Take, for example, Sir John Monash: a Jewish-Australian military officer and civil engineer, who was called ‘the best general on the Western Front of Europe’ during the First World War, and a proud Zionist, who almost a century ago founded the federation that Cassuto is now leads.

“When he died, a few years after he founded the ZFA, 200,000 people lined the streets for his funeral. He was an Australian legend – universities and hospitals are named after him,” Cassuto said, adding that Monash delivered an opening speech as ZFA founder and president. He spoke of “how much it meant to him to have both an aspiration for Jewish self-determination, but also as a Jew making a deep contribution to Australian society.
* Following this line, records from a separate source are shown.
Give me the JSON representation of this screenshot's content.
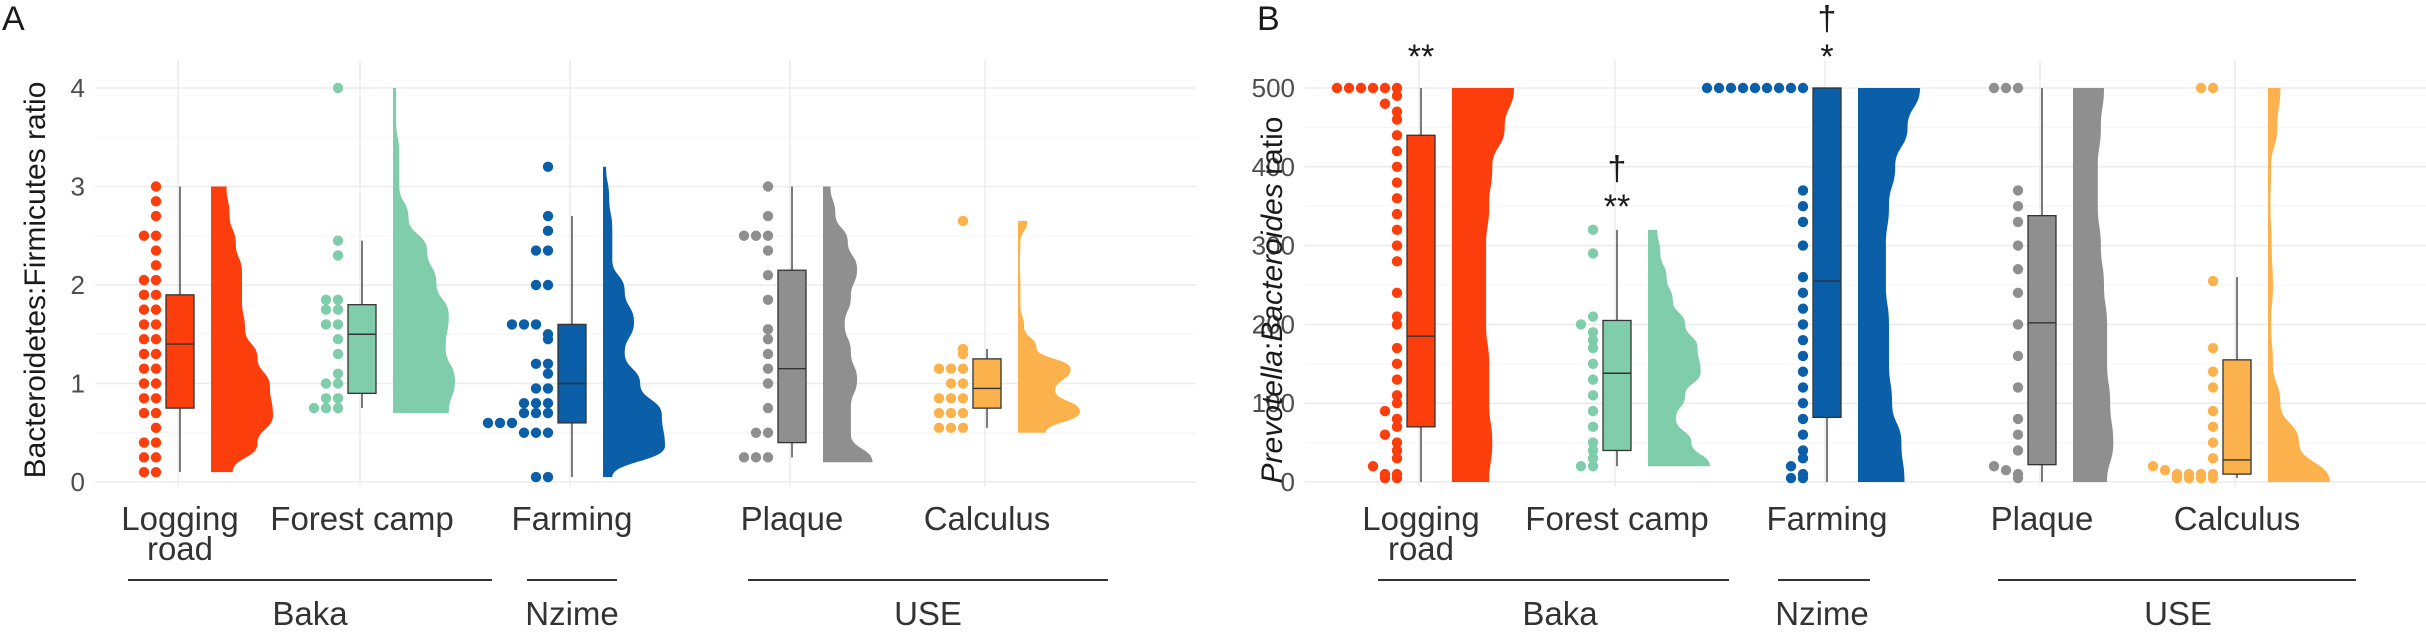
{
  "figure": {
    "panel_labels": [
      "A",
      "B"
    ],
    "group_labels": [
      "Baka",
      "Nzime",
      "USE"
    ]
  },
  "chart_data": [
    {
      "type": "raincloud",
      "panel": "A",
      "ylabel": "Bacteroidetes:Firmicutes ratio",
      "ylabel_italic": [],
      "ylim": [
        0,
        4.2
      ],
      "yticks": [
        0,
        1,
        2,
        3,
        4
      ],
      "grid": true,
      "categories": [
        "Logging road",
        "Forest camp",
        "Farming",
        "Plaque",
        "Calculus"
      ],
      "colors": [
        "#fc3d0c",
        "#7fcdaa",
        "#0b5ea8",
        "#8f8f8f",
        "#fbb24c"
      ],
      "groups": [
        {
          "name": "Baka",
          "categories": [
            "Logging road",
            "Forest camp"
          ]
        },
        {
          "name": "Nzime",
          "categories": [
            "Farming"
          ]
        },
        {
          "name": "USE",
          "categories": [
            "Plaque",
            "Calculus"
          ]
        }
      ],
      "boxes": [
        {
          "min": 0.1,
          "q1": 0.75,
          "median": 1.4,
          "q3": 1.9,
          "max": 3.0
        },
        {
          "min": 0.75,
          "q1": 0.9,
          "median": 1.5,
          "q3": 1.8,
          "max": 2.45
        },
        {
          "min": 0.05,
          "q1": 0.6,
          "median": 1.0,
          "q3": 1.6,
          "max": 2.7
        },
        {
          "min": 0.25,
          "q1": 0.4,
          "median": 1.15,
          "q3": 2.15,
          "max": 3.0
        },
        {
          "min": 0.55,
          "q1": 0.75,
          "median": 0.95,
          "q3": 1.25,
          "max": 1.35
        }
      ],
      "points": [
        [
          0.1,
          0.1,
          0.25,
          0.25,
          0.4,
          0.4,
          0.55,
          0.7,
          0.7,
          0.85,
          0.85,
          1.0,
          1.0,
          1.15,
          1.15,
          1.3,
          1.3,
          1.45,
          1.45,
          1.6,
          1.6,
          1.75,
          1.75,
          1.9,
          1.9,
          2.05,
          2.05,
          2.2,
          2.35,
          2.5,
          2.5,
          2.7,
          2.85,
          3.0
        ],
        [
          0.75,
          0.75,
          0.75,
          0.85,
          0.85,
          1.0,
          1.0,
          1.1,
          1.3,
          1.45,
          1.6,
          1.6,
          1.75,
          1.75,
          1.85,
          1.85,
          2.3,
          2.45,
          4.0
        ],
        [
          0.05,
          0.05,
          0.5,
          0.5,
          0.5,
          0.6,
          0.6,
          0.6,
          0.7,
          0.7,
          0.7,
          0.8,
          0.8,
          0.8,
          0.95,
          0.95,
          1.1,
          1.2,
          1.2,
          1.45,
          1.5,
          1.6,
          1.6,
          1.6,
          2.0,
          2.0,
          2.35,
          2.35,
          2.55,
          2.7,
          3.2
        ],
        [
          0.25,
          0.25,
          0.25,
          0.5,
          0.5,
          0.75,
          1.0,
          1.15,
          1.3,
          1.45,
          1.55,
          1.85,
          2.1,
          2.35,
          2.5,
          2.5,
          2.5,
          2.7,
          3.0
        ],
        [
          0.55,
          0.55,
          0.55,
          0.7,
          0.7,
          0.7,
          0.85,
          0.85,
          0.85,
          1.0,
          1.0,
          1.15,
          1.15,
          1.15,
          1.3,
          1.35,
          2.65
        ]
      ],
      "densities": [
        {
          "ymin": 0.1,
          "ymax": 3.0,
          "widths": [
            0.35,
            0.75,
            1.0,
            0.95,
            0.75,
            0.55,
            0.5,
            0.5,
            0.4,
            0.3,
            0.25
          ]
        },
        {
          "ymin": 0.7,
          "ymax": 4.0,
          "widths": [
            0.9,
            1.0,
            0.85,
            0.9,
            0.7,
            0.55,
            0.25,
            0.1,
            0.1,
            0.05,
            0.05
          ]
        },
        {
          "ymin": 0.05,
          "ymax": 3.2,
          "widths": [
            0.15,
            1.0,
            0.95,
            0.6,
            0.35,
            0.5,
            0.35,
            0.15,
            0.15,
            0.1,
            0.05
          ]
        },
        {
          "ymin": 0.2,
          "ymax": 3.0,
          "widths": [
            0.8,
            0.45,
            0.45,
            0.55,
            0.45,
            0.35,
            0.45,
            0.55,
            0.4,
            0.2,
            0.12
          ]
        },
        {
          "ymin": 0.5,
          "ymax": 2.65,
          "widths": [
            0.45,
            1.0,
            0.6,
            0.85,
            0.3,
            0.1,
            0.04,
            0.04,
            0.03,
            0.04,
            0.15
          ]
        }
      ],
      "significance": []
    },
    {
      "type": "raincloud",
      "panel": "B",
      "ylabel": "Prevotella:Bacteroides ratio",
      "ylabel_italic": [
        "Prevotella",
        "Bacteroides"
      ],
      "ylim": [
        0,
        520
      ],
      "yticks": [
        0,
        100,
        200,
        300,
        400,
        500
      ],
      "grid": true,
      "categories": [
        "Logging road",
        "Forest camp",
        "Farming",
        "Plaque",
        "Calculus"
      ],
      "colors": [
        "#fc3d0c",
        "#7fcdaa",
        "#0b5ea8",
        "#8f8f8f",
        "#fbb24c"
      ],
      "groups": [
        {
          "name": "Baka",
          "categories": [
            "Logging road",
            "Forest camp"
          ]
        },
        {
          "name": "Nzime",
          "categories": [
            "Farming"
          ]
        },
        {
          "name": "USE",
          "categories": [
            "Plaque",
            "Calculus"
          ]
        }
      ],
      "boxes": [
        {
          "min": 0,
          "q1": 70,
          "median": 185,
          "q3": 440,
          "max": 500
        },
        {
          "min": 20,
          "q1": 40,
          "median": 138,
          "q3": 205,
          "max": 320
        },
        {
          "min": 0,
          "q1": 82,
          "median": 255,
          "q3": 500,
          "max": 500
        },
        {
          "min": 0,
          "q1": 22,
          "median": 202,
          "q3": 338,
          "max": 500
        },
        {
          "min": 5,
          "q1": 10,
          "median": 28,
          "q3": 155,
          "max": 260
        }
      ],
      "points": [
        [
          5,
          5,
          10,
          10,
          20,
          30,
          40,
          50,
          60,
          70,
          80,
          90,
          100,
          110,
          130,
          150,
          170,
          200,
          210,
          240,
          280,
          300,
          320,
          340,
          360,
          380,
          400,
          420,
          440,
          460,
          470,
          480,
          490,
          500,
          500,
          500,
          500,
          500,
          500
        ],
        [
          20,
          20,
          30,
          40,
          50,
          70,
          90,
          110,
          130,
          150,
          170,
          180,
          190,
          200,
          210,
          290,
          320
        ],
        [
          5,
          5,
          10,
          20,
          30,
          40,
          60,
          80,
          100,
          120,
          140,
          160,
          180,
          200,
          220,
          240,
          260,
          300,
          330,
          350,
          370,
          500,
          500,
          500,
          500,
          500,
          500,
          500,
          500,
          500
        ],
        [
          5,
          10,
          15,
          20,
          40,
          60,
          80,
          120,
          160,
          200,
          240,
          270,
          300,
          330,
          350,
          370,
          500,
          500,
          500
        ],
        [
          5,
          5,
          5,
          5,
          10,
          10,
          10,
          10,
          15,
          20,
          30,
          50,
          70,
          90,
          120,
          140,
          170,
          255,
          500,
          500
        ]
      ],
      "densities": [
        {
          "ymin": 0,
          "ymax": 500,
          "widths": [
            0.6,
            0.65,
            0.6,
            0.6,
            0.55,
            0.55,
            0.55,
            0.6,
            0.65,
            0.85,
            1.0
          ]
        },
        {
          "ymin": 20,
          "ymax": 320,
          "widths": [
            1.0,
            0.7,
            0.45,
            0.6,
            0.85,
            0.8,
            0.6,
            0.4,
            0.3,
            0.2,
            0.15
          ]
        },
        {
          "ymin": 0,
          "ymax": 500,
          "widths": [
            0.75,
            0.7,
            0.55,
            0.5,
            0.5,
            0.45,
            0.45,
            0.5,
            0.6,
            0.8,
            1.0
          ]
        },
        {
          "ymin": 0,
          "ymax": 500,
          "widths": [
            0.55,
            0.65,
            0.6,
            0.55,
            0.55,
            0.5,
            0.45,
            0.4,
            0.4,
            0.45,
            0.5
          ]
        },
        {
          "ymin": 0,
          "ymax": 500,
          "widths": [
            1.0,
            0.5,
            0.2,
            0.08,
            0.05,
            0.08,
            0.06,
            0.04,
            0.05,
            0.15,
            0.2
          ]
        }
      ],
      "significance": [
        {
          "category": "Logging road",
          "text": "**"
        },
        {
          "category": "Forest camp",
          "text": "†"
        },
        {
          "category": "Forest camp",
          "text": "**"
        },
        {
          "category": "Farming",
          "text": "†"
        },
        {
          "category": "Farming",
          "text": "*"
        }
      ]
    }
  ]
}
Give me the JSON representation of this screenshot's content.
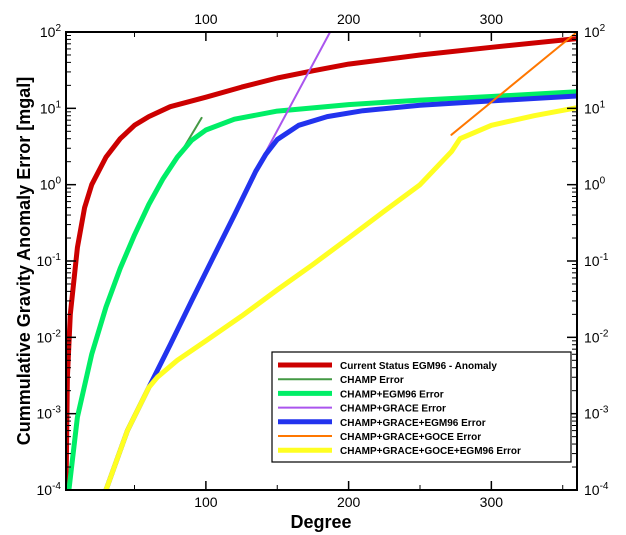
{
  "chart_data": {
    "type": "line",
    "title": "",
    "xlabel": "Degree",
    "ylabel": "Cummulative Gravity Anomaly Error [mgal]",
    "xlim": [
      2,
      360
    ],
    "ylim": [
      0.0001,
      100
    ],
    "yscale": "log",
    "grid": false,
    "legend_position": "bottom-right",
    "x_ticks": [
      100,
      200,
      300
    ],
    "x_tick_labels": [
      "100",
      "200",
      "300"
    ],
    "y_ticks": [
      0.0001,
      0.001,
      0.01,
      0.1,
      1,
      10,
      100
    ],
    "y_tick_labels": [
      {
        "base": "10",
        "exp": "-4"
      },
      {
        "base": "10",
        "exp": "-3"
      },
      {
        "base": "10",
        "exp": "-2"
      },
      {
        "base": "10",
        "exp": "-1"
      },
      {
        "base": "10",
        "exp": "0"
      },
      {
        "base": "10",
        "exp": "1"
      },
      {
        "base": "10",
        "exp": "2"
      }
    ],
    "series": [
      {
        "name": "Current Status EGM96 - Anomaly",
        "color": "#cc0000",
        "width": 5,
        "points": [
          [
            2,
            0.0001
          ],
          [
            3,
            0.003
          ],
          [
            5,
            0.02
          ],
          [
            10,
            0.15
          ],
          [
            15,
            0.5
          ],
          [
            20,
            1.0
          ],
          [
            30,
            2.3
          ],
          [
            40,
            4.0
          ],
          [
            50,
            6.0
          ],
          [
            60,
            7.8
          ],
          [
            75,
            10.5
          ],
          [
            100,
            14.0
          ],
          [
            125,
            19.0
          ],
          [
            150,
            25.0
          ],
          [
            175,
            31.0
          ],
          [
            200,
            38.0
          ],
          [
            250,
            50.0
          ],
          [
            300,
            63.0
          ],
          [
            360,
            82.0
          ]
        ]
      },
      {
        "name": "CHAMP Error",
        "color": "#449944",
        "width": 2,
        "points": [
          [
            80,
            2.2
          ],
          [
            97,
            7.5
          ]
        ]
      },
      {
        "name": "CHAMP+EGM96 Error",
        "color": "#00ee66",
        "width": 5,
        "points": [
          [
            4,
            0.0001
          ],
          [
            10,
            0.0009
          ],
          [
            20,
            0.006
          ],
          [
            30,
            0.025
          ],
          [
            40,
            0.08
          ],
          [
            50,
            0.22
          ],
          [
            60,
            0.55
          ],
          [
            70,
            1.2
          ],
          [
            80,
            2.3
          ],
          [
            90,
            3.8
          ],
          [
            100,
            5.2
          ],
          [
            120,
            7.2
          ],
          [
            150,
            9.2
          ],
          [
            200,
            11.2
          ],
          [
            250,
            12.8
          ],
          [
            300,
            14.3
          ],
          [
            360,
            16.5
          ]
        ]
      },
      {
        "name": "CHAMP+GRACE Error",
        "color": "#aa55ee",
        "width": 2,
        "points": [
          [
            140,
            2.3
          ],
          [
            187,
            100.0
          ]
        ]
      },
      {
        "name": "CHAMP+GRACE+EGM96 Error",
        "color": "#2233ee",
        "width": 5,
        "points": [
          [
            30,
            0.0001
          ],
          [
            45,
            0.0006
          ],
          [
            60,
            0.0022
          ],
          [
            75,
            0.008
          ],
          [
            90,
            0.03
          ],
          [
            105,
            0.11
          ],
          [
            120,
            0.4
          ],
          [
            135,
            1.5
          ],
          [
            142,
            2.5
          ],
          [
            150,
            3.9
          ],
          [
            165,
            6.0
          ],
          [
            185,
            7.8
          ],
          [
            210,
            9.3
          ],
          [
            250,
            11.0
          ],
          [
            300,
            12.5
          ],
          [
            360,
            14.5
          ]
        ]
      },
      {
        "name": "CHAMP+GRACE+GOCE Error",
        "color": "#ff7700",
        "width": 2,
        "points": [
          [
            272,
            4.5
          ],
          [
            360,
            100.0
          ]
        ]
      },
      {
        "name": "CHAMP+GRACE+GOCE+EGM96 Error",
        "color": "#ffff22",
        "width": 5,
        "points": [
          [
            30,
            0.0001
          ],
          [
            45,
            0.0006
          ],
          [
            60,
            0.0022
          ],
          [
            66,
            0.003
          ],
          [
            80,
            0.005
          ],
          [
            100,
            0.009
          ],
          [
            125,
            0.019
          ],
          [
            150,
            0.042
          ],
          [
            175,
            0.09
          ],
          [
            200,
            0.2
          ],
          [
            225,
            0.45
          ],
          [
            250,
            1.0
          ],
          [
            272,
            2.7
          ],
          [
            278,
            4.0
          ],
          [
            300,
            6.0
          ],
          [
            330,
            8.0
          ],
          [
            360,
            10.2
          ]
        ]
      }
    ]
  }
}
These two truths still hold true today.”

Cassuto said Australian Jews still have multiple identities, emotional commitments and connections to multiple places. In his case, he said, he is “super proud” to be a Zionist Australian, Israeli and Italian.

Cassuto says he has seen a “reawakening” of Jewish identity and belonging. Even before October 7, roughly two-thirds of college students reported experiencing anti-Semitism in the past 12 months, but 85% of those students said they didn’t complain because they didn’t feel it would make a difference.

Cassuto said the Australian Jewish community has recently seen a 70% increase in membership in Jewish campus groups. “[They] recognized that both Israeli and Jewish identities are in fact part and parcel of who they are,” he said, and that it is up to “strong leadership to be able to channel and ensure that we support these reawakened members of our community , like and make it safe to be a proud Jew and a proud Zionist.”